Dit apparaat aanpassen aan uw klaslokaal
Niet elk klaslokaal is hetzelfde en leraren staan het hele jaar door voor verschillende implementatie-uitdagingen. Hoewel elk VEX 123 STEM-LAB een voorspelbaar formaat volgt, zijn er dingen die u in dit apparaat kunt doen om het gemakkelijker te maken om die uitdagingen aan te gaan wanneer ze zich voordoen.
- Implementeren in minder tijd:
- Voor een kortere implementatie van Lab 1 slaat u de demo Engage over en doorloopt u het foutopsporingsproces samen als een demonstratie in Play Part 1. Voltooi vervolgens Play Part 2 als een door de hele groep geleide demonstratieactiviteit.
- Voltooi in Lab 2 zowel Play Parts 1 als 2 als demonstratieactiviteiten met gids voor de hele klas.
- Activiteiten ter ondersteuning van reteaching:
- Voor studenten die meer moeten oefenen met het vinden en oplossen van bugs in een project, gebruik je deze 123 activiteiten in je leercentrum of met de hele klas.
- Crash en foutopsporing (Google Doc/.docx/.pdf) – Studenten voeren een eenvoudig aanraakproject in en debuggen het project om rond een pompom op de tegel te rijden. Laat leerlingen drie Drive 1 Coder-kaarten gebruiken in plaats van aanraakknoppen als basisproject, en geef ze ook Turn left en Turn right kaarten, om deze activiteit met de Coder uit te voeren.
- Move Around (Google Doc/.docx/.pdf) – Studenten plaatsen obstakels op de tegel en moeten de 123 Robot coderen om rond de obstakels te rijden. Laat de tegel vooraf instellen en een afgeluisterd project voor studenten om mee te beginnen, en laat ze vervolgens de activiteit voltooien door de bugs in het project te vinden en op te lossen.
- Path Finder (Google Doc/.docx/.pdf) – Studenten tekenen een pad op een tegel en coderen de 123 Robot om langs het pad te reizen. Laat een pad vooraf tekenen op de tegel en een afgeluisterd project voor studenten om mee te beginnen, en laat ze vervolgens de activiteit voltooien door de bugs in het project te vinden en op te lossen.
- Voor studenten die meer moeten oefenen met het vinden en oplossen van bugs in een project, gebruik je deze 123 activiteiten in je leercentrum of met de hele klas.
- Uitbreiding van deze unit:
- Gebruik de Choice Board-activiteit zoals Debugging Deck om studenten hun eigen afgeluisterde projectpuzzelkaarten te laten maken. Gebruik de afdrukbare project- en bewegingsplanning voor studenten om het gewenste pad te tekenen en het project met afluisterapparatuur in te vullen. Laat studenten vervolgens bladen uitwisselen met een andere student of groep, om het project te debuggen en te repareren zodat het het pad volgt dat is getekend.
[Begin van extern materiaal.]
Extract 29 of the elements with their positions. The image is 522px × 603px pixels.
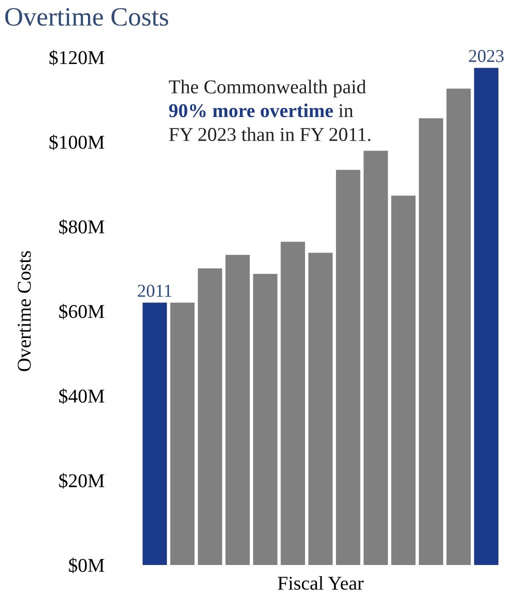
bar [446,88,471,566]
y-tick-label: $40M [59,388,104,404]
bar [225,254,250,566]
bar [364,150,388,566]
bar [336,170,360,566]
bar [253,274,278,566]
bar [391,196,416,566]
bar [308,252,333,566]
x-axis-title: Fiscal Year [278,576,364,590]
bar [198,268,222,566]
bar [474,68,498,566]
y-axis-title: Overtime Costs [18,251,31,372]
x-tick-label: 2023 [469,50,504,62]
y-tick-label: $20M [59,473,104,489]
bar [418,118,444,566]
annotation: 90% more overtime [169,104,333,118]
chart-title: Overtime Costs [5,8,168,26]
x-tick-label: 2011 [138,284,172,297]
y-tick-label: $120M [49,50,104,66]
y-tick-label: $80M [59,219,104,235]
y-tick-label: $100M [49,134,104,150]
bar [280,242,306,566]
y-tick-label: $0M [68,558,104,574]
y-tick-label: $60M [59,304,104,320]
annotation: The Commonwealth paid [168,80,366,98]
annotation: in [338,104,354,118]
bar [170,302,195,566]
annotation: FY 2023 than in FY 2011. [169,127,370,142]
bar [142,302,167,566]
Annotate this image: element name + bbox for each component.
- Maak een Bug Board-prikbord om de positieve houding van studenten ten opzichte van bugs en het foutopsporingsproces te bevorderen. Laat leerlingen hun eigen afgeluisterde projecten maken voor de activiteit Crash and Debug (Google Doc/.docx /.pdf) en teken of schrijf over hoe ze het foutopsporingsproces en de stapknop hebben gebruikt om het probleem op te lossen.
- Om robotgedrag te verbinden met het gedrag van studenten, moeten studenten tekenen of schrijven over tijden dat ze een ‘bug in hun code’ hadden en een fout maakten of de aanwijzingen niet correct volgden. Hoe kunnen ze een foutopsporingsproces gebruiken om hun menselijk gedrag te verhelpen?